Wednesday, February 13, 2013

Sometimes, Common Sense Beats ROI

Return on investment (ROI) is supposed to be the magic that makes any software sell instantly - the ultimate silver bullet for any sales person. You simply offer a logical, monetary justification of the solution’s value and the customer has no alternative but to buy. Right? Yeah, right...

The reality is that ROI can be a very elusive value proposition. For one, it rarely considers any competition. You have a problem and you can solve it by reducing your cost by x% for the price of $y which represents the initial and ongoing fees for the solution. Well, chances are that the competition has a similar solution and - what an audacity - they claim the same cost savings! It will be rare that your solution has a quantifiable capability that results in a unique and competitively differentiated ROI.

More often than not, your competitive advantage lies on a different level - product architecture, user experience, quality of service, or...ehm...price. Sure you can argue that each one of those characteristics too has an ROI but now you start overlaying one ROI calculation of a solution characteristic on top of business value ROI which is probably going to be too complex and less and less credible.
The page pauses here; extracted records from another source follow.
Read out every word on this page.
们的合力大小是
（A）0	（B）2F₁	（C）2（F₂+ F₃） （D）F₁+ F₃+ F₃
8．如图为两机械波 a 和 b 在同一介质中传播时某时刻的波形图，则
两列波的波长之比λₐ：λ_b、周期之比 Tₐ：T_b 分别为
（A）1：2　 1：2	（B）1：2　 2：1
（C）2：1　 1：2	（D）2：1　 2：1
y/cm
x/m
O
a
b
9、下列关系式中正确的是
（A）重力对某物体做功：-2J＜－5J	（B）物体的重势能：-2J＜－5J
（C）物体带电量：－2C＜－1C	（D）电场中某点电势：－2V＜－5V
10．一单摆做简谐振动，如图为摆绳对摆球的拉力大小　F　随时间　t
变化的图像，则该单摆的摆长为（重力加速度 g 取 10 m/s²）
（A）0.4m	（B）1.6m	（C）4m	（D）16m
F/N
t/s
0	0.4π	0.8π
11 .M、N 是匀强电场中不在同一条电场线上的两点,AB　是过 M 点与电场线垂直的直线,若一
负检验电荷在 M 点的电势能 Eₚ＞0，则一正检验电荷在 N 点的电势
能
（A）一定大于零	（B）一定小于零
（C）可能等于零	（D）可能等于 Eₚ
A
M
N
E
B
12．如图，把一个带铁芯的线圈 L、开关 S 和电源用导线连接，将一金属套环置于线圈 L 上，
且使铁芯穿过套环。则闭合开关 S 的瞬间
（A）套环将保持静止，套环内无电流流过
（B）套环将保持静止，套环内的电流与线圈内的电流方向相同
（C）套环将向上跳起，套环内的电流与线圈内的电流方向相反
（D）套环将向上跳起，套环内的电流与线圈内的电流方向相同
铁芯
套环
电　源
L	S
Let me give you an example. Say that the solution in question has to do with accounts payable where we know the cost for processing each invoice and a proposed solution results in a 15% cost reduction per invoice. Every CFO usually knows the number of invoices processed each month and the resulting savings can be compared with the cost of the solution and voila - we have an ROI! Pretty easy, right? But of course, every competitor can claim similar savings, assuming the cost of the solution is comparable.

We could in theory add a set of ROI calculations that estimate the savings of a particular user experience compared to the competition, or the savings resulting from a better product architecture but let’s face it, this will be a tough one to make credible.

That brings me to the main issue with ROI. Some solutions - like my accounts payable example - have a very measurable, credible ROI. Others don’t. Usually, anything to do with knowledge worker productivity or customer experience is difficult to measure. Often, it is impossible - or impossible to make credible.

Just take knowledge worker productivity (or effectiveness) which is a frequently quoted value proposition. What’s the ROI of the telephone on your desk? Or the wi-fi network in your office? How about the ROI of email? It’s hard to argue that these tools don’t contribute to the knowledge worker productivity but the benefit is so obvious that we just don’t bother calculating it. Sure, we can calculate the ROI moving from traditional PBX phone system to Voice-over-IP (VoIP) phones. But we don’t need any formula to justify purchasing phones for every employee.

Any calculation that deals with knowledge worker’s time savings is dubious. Sure, a transactional type of work is really measured in hard numbers but most of the knowledge workers are switching between tasks, going to meetings, spending time brainstorming, thinking, creating, and communicating with others. It is not credible to argue that because a particular solution saved 30 minutes a day, it results is a measurable productivity increase.  

The bottom line is that ROI is not a magic bullet. It may very much help to establish the need or even justify the purchase for certain types of solutions. But there are many solutions purchased not because of an ROI: communication, collaboration and social software, knowledge management, document sharing, office and personal productivity applications - all such offerings are usually purchased because they just make sense rather than as a result of a hard ROI.

Don't sweat the ROI too much. Because sometimes, common sense beats ROI.

2 comments:

  1. ROI isn't always the right metric to use, especially for non-profit, healthcare, and government use cases where positive outcomes can't be directly related to profit and revenue. And truly ubiquitous technologies represent a baseline rather than a true "investment" in the company.

    But even with collaboration and knowledge management, I've seen situations where these technologies lead directly to significant time reductions in project management and complex sales. That time is a quantifiable savings or accelerated revenue contributor.

    In addition, implementation time, integration, training, ongoing support, upgrade costs, mobile ubiquity, speed of adoption, and ease of scalability often differ substantially even for "comparable and mature" competitors.

    So, yes, ROI isn't everything. But there are aspects of differentiated ROI that are more important than others. Replacing a 10-year-old solution is a baseline ROI that anybody should be able to provide. Providing key desktop and mobile functionality with full data integration and 50% employee adoption in 2 weeks throughout a large enterprise vs. 3 months leads to many differentiated ROI opportunities.

    ReplyDelete
    Replies
    1. Thank you for commenting, Hyoun! I absolutely agree that there are use cases where collaboration or social software results in a tangible ROI. But it is not always the case and sometimes, that's just OK.